I don't want to hijack the thread but if there is a possibility of uneven surfaces isn't there a sanding process to go about or do you recommend taking it to a machine shop Alpha?
 
Drey6 said:
I don't want to hijack the thread but if there is a possibility of uneven surfaces isn't there a sanding process to go about or do you recommend taking it to a machine shop Alpha?
What uneven surfaces?
I wouldn't sand any gasketed surfaces at home, you'll never keep it flat. And chances are you don't have anything at home that's flat enough to measure it against to check
 
AlphaDogChoppers said:
I'm just talking about your heads.
Simple Green is to remove the oil from your heads.
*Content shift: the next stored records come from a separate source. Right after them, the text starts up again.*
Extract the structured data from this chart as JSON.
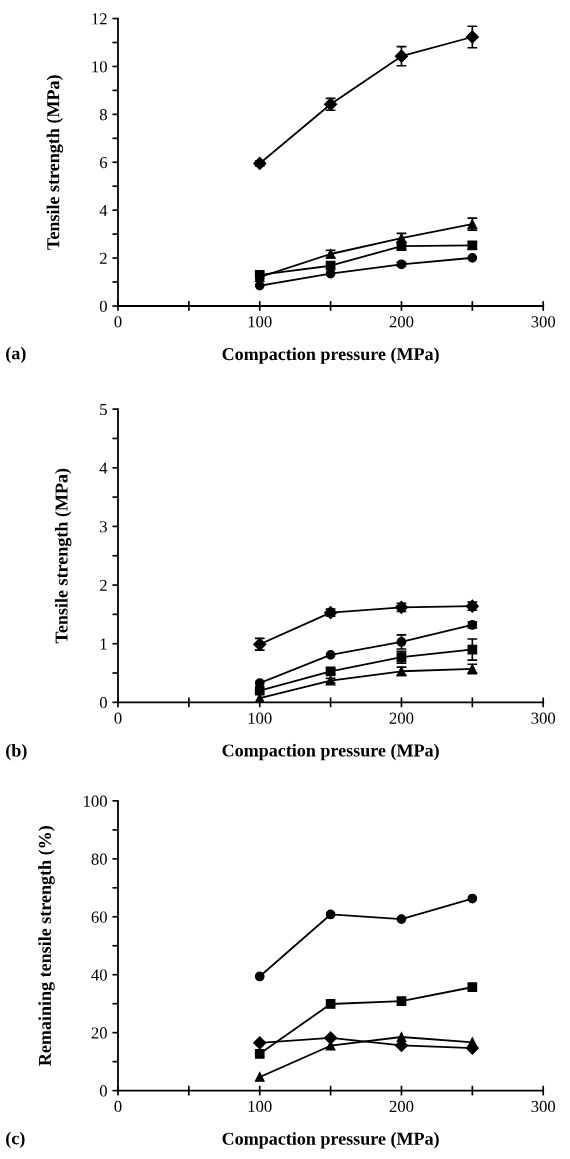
{
  "chart_data": [
    {
      "type": "line",
      "xlabel": "Compaction pressure (MPa)",
      "ylabel": "Tensile strength (MPa)",
      "annotations": [
        "(a)"
      ],
      "x": [
        100,
        150,
        200,
        250
      ],
      "xlim": [
        0,
        300
      ],
      "ylim": [
        0,
        12
      ],
      "xticks": [
        0,
        {
          "value": 50,
          "label": null
        },
        100,
        {
          "value": 150,
          "label": null
        },
        200,
        {
          "value": 250,
          "label": null
        },
        300
      ],
      "yticks": [
        0,
        {
          "value": 1,
          "label": null
        },
        2,
        {
          "value": 3,
          "label": null
        },
        4,
        {
          "value": 5,
          "label": null
        },
        6,
        {
          "value": 7,
          "label": null
        },
        8,
        {
          "value": 9,
          "label": null
        },
        10,
        {
          "value": 11,
          "label": null
        },
        12
      ],
      "grid": false,
      "line_style": "solid",
      "series": [
        {
          "color": "#000000",
          "marker": "diamond",
          "values": [
            5.95,
            8.42,
            10.43,
            11.23
          ],
          "errors": [
            0.1,
            0.25,
            0.4,
            0.45
          ]
        },
        {
          "color": "#000000",
          "marker": "triangle",
          "values": [
            1.2,
            2.17,
            2.83,
            3.42
          ],
          "errors": [
            null,
            0.15,
            0.2,
            0.25
          ]
        },
        {
          "color": "#000000",
          "marker": "square",
          "values": [
            1.3,
            1.68,
            2.5,
            2.53
          ],
          "errors": [
            null,
            null,
            0.15,
            0.15
          ]
        },
        {
          "color": "#000000",
          "marker": "circle",
          "values": [
            0.85,
            1.35,
            1.74,
            2.01
          ],
          "errors": [
            null,
            null,
            0.08,
            null
          ]
        }
      ]
    },
    {
      "type": "line",
      "xlabel": "Compaction pressure (MPa)",
      "ylabel": "Tensile strength (MPa)",
      "annotations": [
        "(b)"
      ],
      "x": [
        100,
        150,
        200,
        250
      ],
      "xlim": [
        0,
        300
      ],
      "ylim": [
        0,
        5
      ],
      "xticks": [
        0,
        {
          "value": 50,
          "label": null
        },
        100,
        {
          "value": 150,
          "label": null
        },
        200,
        {
          "value": 250,
          "label": null
        },
        300
      ],
      "yticks": [
        0,
        {
          "value": 0.5,
          "label": null
        },
        1,
        {
          "value": 1.5,
          "label": null
        },
        2,
        {
          "value": 2.5,
          "label": null
        },
        3,
        {
          "value": 3.5,
          "label": null
        },
        4,
        {
          "value": 4.5,
          "label": null
        },
        5
      ],
      "grid": false,
      "line_style": "solid",
      "series": [
        {
          "color": "#000000",
          "marker": "diamond",
          "values": [
            0.99,
            1.53,
            1.62,
            1.64
          ],
          "errors": [
            0.1,
            0.06,
            0.07,
            0.07
          ]
        },
        {
          "color": "#000000",
          "marker": "circle",
          "values": [
            0.33,
            0.81,
            1.03,
            1.32
          ],
          "errors": [
            null,
            null,
            0.12,
            0.05
          ]
        },
        {
          "color": "#000000",
          "marker": "square",
          "values": [
            0.2,
            0.53,
            0.77,
            0.9
          ],
          "errors": [
            null,
            0.05,
            0.1,
            0.18
          ]
        },
        {
          "color": "#000000",
          "marker": "triangle",
          "values": [
            0.07,
            0.37,
            0.53,
            0.57
          ],
          "errors": [
            null,
            0.04,
            0.07,
            0.08
          ]
        }
      ]
    },
    {
      "type": "line",
      "xlabel": "Compaction pressure (MPa)",
      "ylabel": "Remaining tensile strength (%)",
      "annotations": [
        "(c)"
      ],
      "x": [
        100,
        150,
        200,
        250
      ],
      "xlim": [
        0,
        300
      ],
      "ylim": [
        0,
        100
      ],
      "xticks": [
        0,
        {
          "value": 50,
          "label": null
        },
        100,
        {
          "value": 150,
          "label": null
        },
        200,
        {
          "value": 250,
          "label": null
        },
        300
      ],
      "yticks": [
        0,
        {
          "value": 10,
          "label": null
        },
        20,
        {
          "value": 30,
          "label": null
        },
        40,
        {
          "value": 50,
          "label": null
        },
        60,
        {
          "value": 70,
          "label": null
        },
        80,
        {
          "value": 90,
          "label": null
        },
        100
      ],
      "grid": false,
      "line_style": "solid",
      "series": [
        {
          "color": "#000000",
          "marker": "circle",
          "values": [
            39.4,
            60.8,
            59.2,
            66.3
          ]
        },
        {
          "color": "#000000",
          "marker": "square",
          "values": [
            12.7,
            29.9,
            30.9,
            35.7
          ]
        },
        {
          "color": "#000000",
          "marker": "diamond",
          "values": [
            16.5,
            18.2,
            15.6,
            14.7
          ]
        },
        {
          "color": "#000000",
          "marker": "triangle",
          "values": [
            4.7,
            15.5,
            18.5,
            16.7
          ]
        }
      ]
    }
  ]
}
That keeps the glass bead from getting contaminated with oil.

You would not be bead blasting a partially assembled engine, just pieces that you would be removing. Use a little common sense, dude.

I think I might need to step back on what i'm asking now.
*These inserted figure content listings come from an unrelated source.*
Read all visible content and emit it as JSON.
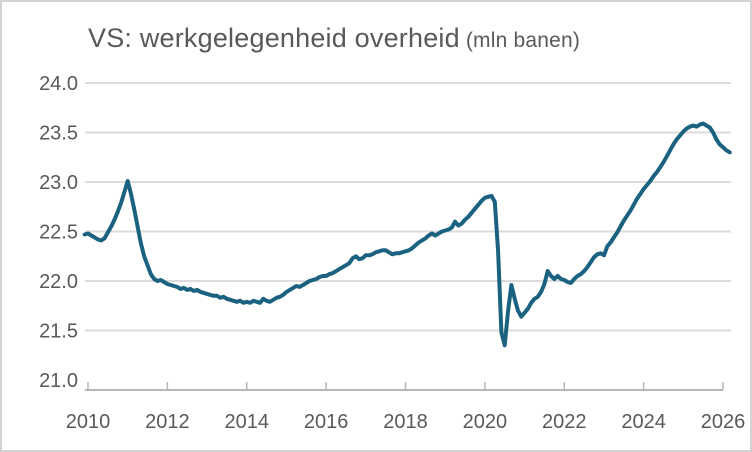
{
  "title": {
    "main": "VS: werkgelegenheid overheid",
    "unit": "(mln banen)"
  },
  "chart_data": {
    "type": "line",
    "title": "VS: werkgelegenheid overheid (mln banen)",
    "xlabel": "",
    "ylabel": "",
    "ylim": [
      21.0,
      24.0
    ],
    "xlim": [
      2009.75,
      2026.4
    ],
    "grid": "horizontal",
    "legend": "none",
    "x_ticks": [
      2010,
      2012,
      2014,
      2016,
      2018,
      2020,
      2022,
      2024,
      2026
    ],
    "x_tick_labels": [
      "2010",
      "2012",
      "2014",
      "2016",
      "2018",
      "2020",
      "2022",
      "2024",
      "2026"
    ],
    "y_ticks": [
      21.0,
      21.5,
      22.0,
      22.5,
      23.0,
      23.5,
      24.0
    ],
    "y_tick_labels": [
      "21.0",
      "21.5",
      "22.0",
      "22.5",
      "23.0",
      "23.5",
      "24.0"
    ],
    "line_color": "#1a6280",
    "grid_color": "#dcdcdc",
    "axis_color": "#b7b7b7",
    "text_color": "#595959",
    "series": [
      {
        "name": "werkgelegenheid overheid VS (mln banen)",
        "x_start_decimal_year": 2009.9167,
        "x_step_years": 0.0833333,
        "values": [
          22.47,
          22.48,
          22.46,
          22.44,
          22.42,
          22.41,
          22.43,
          22.49,
          22.55,
          22.62,
          22.7,
          22.79,
          22.9,
          23.01,
          22.88,
          22.72,
          22.55,
          22.38,
          22.25,
          22.16,
          22.07,
          22.02,
          22.0,
          22.01,
          21.99,
          21.97,
          21.96,
          21.95,
          21.94,
          21.92,
          21.93,
          21.91,
          21.92,
          21.9,
          21.91,
          21.89,
          21.88,
          21.87,
          21.86,
          21.85,
          21.85,
          21.83,
          21.84,
          21.82,
          21.81,
          21.8,
          21.79,
          21.8,
          21.78,
          21.79,
          21.78,
          21.8,
          21.79,
          21.78,
          21.82,
          21.8,
          21.79,
          21.81,
          21.83,
          21.84,
          21.86,
          21.89,
          21.91,
          21.93,
          21.95,
          21.94,
          21.96,
          21.98,
          22.0,
          22.01,
          22.02,
          22.04,
          22.05,
          22.05,
          22.07,
          22.08,
          22.1,
          22.12,
          22.14,
          22.16,
          22.18,
          22.23,
          22.25,
          22.22,
          22.23,
          22.26,
          22.26,
          22.27,
          22.29,
          22.3,
          22.31,
          22.31,
          22.29,
          22.27,
          22.28,
          22.28,
          22.29,
          22.3,
          22.31,
          22.33,
          22.36,
          22.39,
          22.41,
          22.43,
          22.46,
          22.48,
          22.46,
          22.48,
          22.5,
          22.51,
          22.52,
          22.54,
          22.6,
          22.56,
          22.58,
          22.62,
          22.65,
          22.69,
          22.73,
          22.77,
          22.81,
          22.84,
          22.85,
          22.86,
          22.8,
          22.3,
          21.48,
          21.35,
          21.7,
          21.96,
          21.82,
          21.7,
          21.64,
          21.68,
          21.72,
          21.78,
          21.82,
          21.84,
          21.89,
          21.97,
          22.1,
          22.05,
          22.02,
          22.05,
          22.02,
          22.01,
          21.99,
          21.98,
          22.02,
          22.05,
          22.07,
          22.1,
          22.14,
          22.19,
          22.24,
          22.27,
          22.28,
          22.26,
          22.35,
          22.39,
          22.44,
          22.49,
          22.55,
          22.61,
          22.66,
          22.71,
          22.77,
          22.83,
          22.88,
          22.93,
          22.97,
          23.01,
          23.06,
          23.1,
          23.15,
          23.2,
          23.26,
          23.32,
          23.38,
          23.43,
          23.47,
          23.51,
          23.54,
          23.56,
          23.57,
          23.56,
          23.58,
          23.59,
          23.57,
          23.55,
          23.5,
          23.43,
          23.38,
          23.35,
          23.32,
          23.3
        ]
      }
    ]
  }
}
1. The head and motor surface are now basically clean, but there are slight films on both that carb cleaner and paint stripper and cutting through, I've used a tooth brush, lightly with a brass brush, etc. No avail.

2. The head bolt holes, seen in the picture of the motor, the large 4 holes, are filled with oil. I know these holes need to be dry so that the bolts grab and don't loosen themselves out. How can I get these holes clean? Same goes for the water jacket. Through surface cleaning i'm sure things dropped in there, how can the jacket be cleaned?
 
large syringe or turkey baster for the holes then swab them dry,wet/dry shop vacum works as well for the coolant passages
 
SONIC. said:
What uneven surfaces?
I wouldn't sand any gasketed surfaces at home, you'll never keep it flat. And chances are you don't have anything at home that's flat enough to measure it against to check

I guess like the beginning of a warp or to remove old gasket. I've heard people on hondatwins use a piece glass and 400 grit and sand in a figure 8 motion to ensure it is done evenly and free of any old gasket or gunk. Since theoretically glass is perfectly flat. The dude that mentioned it is named Longdistancerider.
 
SONIC. said:
What uneven surfaces?
I wouldn't sand any gasketed surfaces at home, you'll never keep it flat. And chances are you don't have anything at home that's flat enough to measure it against to check

I resurface heads and other gasket surfaces in the shop all the time. Just glue down a sheet of sandpaper to a plate of glass or a hunk of granite or marble countertop. Lay the head on it and rotate while moving it around in little circles. You can also use a large, flat sharpening stone to touch up a head or cylinder surface. I have also done it with valve grinding compound on a sheet of glass. On heads that have a circular head gasket, like a lot of two-strokes, you can use valve grinding compound to lap the head to the cylinder.